Health experts advise end of masks on public transport in Spain

Spanish health experts have advised the government that the use of masks should no longer be obligatory on public transport, but no concrete date has yet been set.

Health experts advise end of masks on public transport in Spain

Health experts who advise the Spanish Ministry of Health have said that masks should no longer be mandatory on public transport, but with the caveat that the government should first wait and observe the epidemiological situation in China, which has experienced a surge in case numbers since it abandoned its strict ‘Zero Covid’ strategy at the end of 2022, following widespread civil unrest.

The use of masks on public transport has now been the norm in Spain for almost three years, since the start of the pandemic. 

Speaking to Ser Canarias, Darias said: “We are getting closer and closer [to the end of having to wear a mask], but we will have to see how things evolve in order to make that decision; obviously the epidemiological situation is getting better and better, but we have to see how the issue of China evolves”. 

Reports in the Spanish press suggest some kind of agreement was made during a meeting between the government and the experts in December that masks would no longer be compulsory after assessing the situation in China, however, there is still no fixed date.
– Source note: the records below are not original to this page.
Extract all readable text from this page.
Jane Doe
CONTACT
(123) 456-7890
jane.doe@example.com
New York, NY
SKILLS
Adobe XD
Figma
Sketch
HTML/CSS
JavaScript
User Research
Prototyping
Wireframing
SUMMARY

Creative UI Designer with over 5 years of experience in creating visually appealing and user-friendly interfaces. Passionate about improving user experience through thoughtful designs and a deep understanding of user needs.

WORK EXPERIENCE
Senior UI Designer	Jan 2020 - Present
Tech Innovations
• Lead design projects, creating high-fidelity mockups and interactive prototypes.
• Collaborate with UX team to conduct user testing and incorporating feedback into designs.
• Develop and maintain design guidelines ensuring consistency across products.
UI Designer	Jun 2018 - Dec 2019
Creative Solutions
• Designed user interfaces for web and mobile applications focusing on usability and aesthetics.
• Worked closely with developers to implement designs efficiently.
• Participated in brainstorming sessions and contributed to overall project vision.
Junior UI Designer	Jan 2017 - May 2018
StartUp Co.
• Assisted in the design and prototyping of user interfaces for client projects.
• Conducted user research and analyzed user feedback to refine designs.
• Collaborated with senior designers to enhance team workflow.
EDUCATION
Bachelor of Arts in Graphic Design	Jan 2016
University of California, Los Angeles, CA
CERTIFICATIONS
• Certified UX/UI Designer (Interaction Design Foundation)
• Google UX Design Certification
Back in October 2022, Spain’s ‘Emergency Unit’ suggested that mask rules would not be reviewed until March 2023 at the earliest, but more recently it said that it does not seem necessary to wait for March to remove the mask rule. 

According to recent Ministry of Health figures, just 2.79 percent of hospital beds in Spain are taken up by Covid-19 patients.

READ ALSO: Face masks to remain mandatory on public transport in Spain until March 2023

The use of masks indoors in Spain ceased to be mandatory on April 20th, 2022, after almost two years, however, they have remained mandatory in hospitals, pharmacies and, crucially, also on buses, metro, trains, planes and taxis.

While the mask rules have been strictly enforced in some places in Spain such as Seville and Valencia, in other cities such as Barcelona, many people refuse to wear them, despite the regulations still officially being in place. 

READ ALSO: Spain now requires Covid certificates for arrivals from China

In China, figures suggest that almost 60,000 people have died as a result of Covid-19 in a single month amid the spike in cases following the end of the country’s draconian restrictions. In response, Spain reintroduced health control checks for travellers arriving from China. 

It seems that Darias and the Spanish government are waiting to see how the situation plays out in China first, but all the indications and expert advice seems to suggest that masks will no longer be mandatory in public transport sometime very soon.